The end result is a chart in which the colours are not automatically set by SSRS, but rather are choosen and selected based upon data values found at runtime.
Monday, October 12, 2009
Formatting Total Rows and Columns with Reporting Services
I expected Reporting Services’ matrix to be similarly easy to use, and in general it was. I had the skeleton of my first matrix report up and running in only a few minutes. But when it came time to tidy up the formatting I struck a stumbling block. I wanted my report to have both column and row totals with a bolded typeface. Easy? Click on the total textbox and set the font weight - right? The report preview suggests that's not the case. While the column and row headers are bold - the totals themselves are not.
After a bit of trial and error I found where I was going wrong. The trick is to ensure that you edit the properties of the textbox (which affects the row or column label) but you also edit the properties of the subtotal as well. You get to this by ensuring you click on the green symbol in the top right corner of the textbox.
Click on the green area and look at your properties window - it should now be showing the subtotal properties. Format away. If, like me, you simply need a bold typeface then expand the Font property group and set the FontWeight property to Bold.

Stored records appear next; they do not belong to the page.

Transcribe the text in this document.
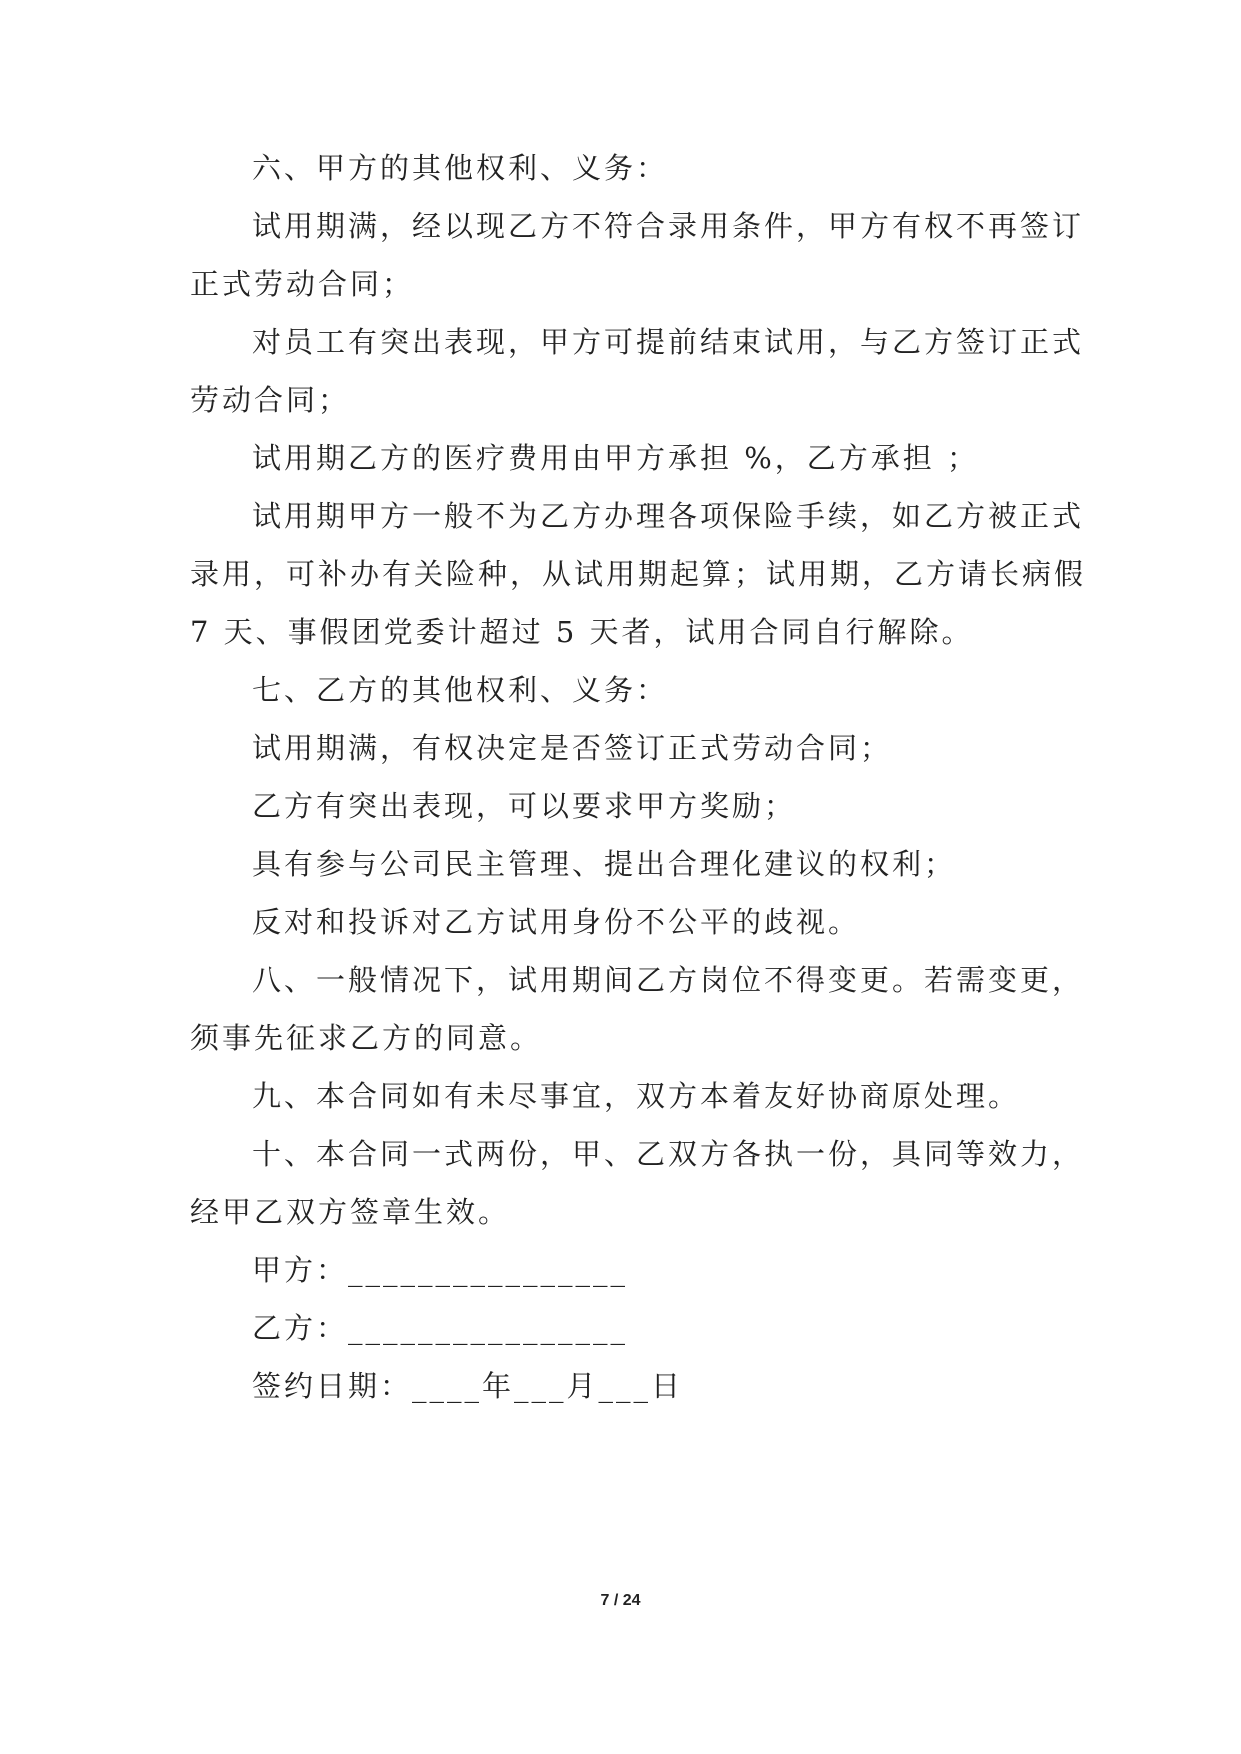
六、甲方的其他权利、义务：
试用期满，经以现乙方不符合录用条件，甲方有权不再签订
正式劳动合同；
对员工有突出表现，甲方可提前结束试用，与乙方签订正式
劳动合同；
试用期乙方的医疗费用由甲方承担 %，乙方承担 ；
试用期甲方一般不为乙方办理各项保险手续，如乙方被正式
录用，可补办有关险种，从试用期起算；试用期，乙方请长病假
7 天、事假团党委计超过 5 天者，试用合同自行解除。
七、乙方的其他权利、义务：
试用期满，有权决定是否签订正式劳动合同；
乙方有突出表现，可以要求甲方奖励；
具有参与公司民主管理、提出合理化建议的权利；
反对和投诉对乙方试用身份不公平的歧视。
八、一般情况下，试用期间乙方岗位不得变更。若需变更，
须事先征求乙方的同意。
九、本合同如有未尽事宜，双方本着友好协商原处理。
十、本合同一式两份，甲、乙双方各执一份，具同等效力，
经甲乙双方签章生效。
甲方：________________
乙方：________________
签约日期：____年___月___日
7 / 24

All being well you shoud now have bolded row and column totals!
Friday, October 9, 2009
Dynamic Chart Titles with SQL Server 2005 Reporting Services
=Parameters!ParameterName.Value + " the rest of my chart title"
Given that win I decided to push my luck and see if I could add some more complex logic. So I added a second report parameter and typed the following expression in the chart title textbox:
=IIf(Len(Parameters!ParameterName.Value) >1, Parameters!ParameterName.Value + " the rest of my chart title", Parameters!SecondParamterName.Value + " the rest of my chart title")
Back in to preview mode and again success!
So it would seem that there is support for the use of parameters in SSRS2005 chart titles after all.